THE BETA BAND Hot Shots II
(Regal)
Uncut, 2001
What I
like most about The Beta Band is that they're head-in-the-clouds,
barefoot-in-the-grass, tie-dyed-in-the-wool hippies. Circa The Three EPs, the
group's sonic laxness offered a welcome relief from Britpop's straight-and-narrow,
reminding me of all the disparate stuff excluded from the latter's restrictive
mod/New Wave canon---Roy Harper, Traffic, Family, Caravan, Kevin Ayers. Without
ever sounding like any of those bands, Beta Band seem plugged into their
entirely other realm of "quintessential Englishness": folkadelic
whimsy and meander, dappled epiphanies, drowsy meadow bliss. But it was all
filtered through a tune-full and rhythm-conscious post-Madchester/Screamadelica
sensibility, banishing the spectre of retro.
Mind you, what's irritating about the Beta Band is, of course, that they're such fucking hippies. Perhaps you concurred with the band's own verdict, that 1999's self-titled debacle--sorry, debut--was somewhat unfocused? But you probably never heard the infamous second disc of the original planned double album, briefly circulated to journalists by their American record company. I did, and we're talking Gong-like levels of let-it-all-hang-out plot-loss.

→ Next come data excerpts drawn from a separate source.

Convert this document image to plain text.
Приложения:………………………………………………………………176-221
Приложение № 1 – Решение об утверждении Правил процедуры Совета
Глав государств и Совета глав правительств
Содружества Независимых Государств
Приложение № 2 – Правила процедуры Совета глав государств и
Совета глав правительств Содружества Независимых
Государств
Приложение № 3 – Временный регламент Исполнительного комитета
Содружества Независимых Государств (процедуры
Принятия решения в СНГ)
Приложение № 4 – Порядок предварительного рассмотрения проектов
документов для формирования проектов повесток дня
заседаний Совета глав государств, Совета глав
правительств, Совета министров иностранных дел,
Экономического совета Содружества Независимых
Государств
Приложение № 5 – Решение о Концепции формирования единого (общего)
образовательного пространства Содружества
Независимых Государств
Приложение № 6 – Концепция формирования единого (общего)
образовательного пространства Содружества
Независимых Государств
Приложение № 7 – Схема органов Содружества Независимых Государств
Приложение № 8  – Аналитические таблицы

Hot Shots II sees Beta Band once more "on point"--R&B/rap slang for having your shit together. Which is not inappropriate, because R&B producer C-Swing worked on this album. So Hot Shots is sharply produced in a fully contemporary sense--ultra-glossy, big-sounding, with huge bottom end and tuff beats. There's even some interesting fusion between modern black urban sounds and Beta Band's psych-rock tradition. Hold on, don't cum in your pants, we're not talking Timbaland-meets-Tago Mago or anything. But killertoon "Broke" shifts rhythmically from 2steppy beats'n'bass into full-on dancehall ragga, while closer track "Won" (a Nilsson cover?) is a bizarre and brilliant composite of Hollies-like chorus, floor-trembling reggaematic funk groove, ace rhyming from an unidentified MC, and a lick nicked from "Rhythm Stick" by Dury & the Blockheads.
C-Swing's haze-less production actually suits The Beta Band's neo-psychedelic premise--the brightness and separation of sound creates that slightly disorienting sensation of perceptual crispness that accompanies putting on your first pair of glasses, having your ears syringed, or being high as a kite. "Quiet" is awesome: echoes of Piper At the Gates of Dawn or long-lost Brit-psych outfits like Tintern Abbey, but with a massive, tub-thumping groove as powerful as The Chemical Brother's own freakbeat-meets-bigbeat classic "Setting Sun". On this track especially, but throughout the album, the monk-like close harmonies seem sculpted in three dimensions: the way they soar, arc, cluster and braid is breathtaking.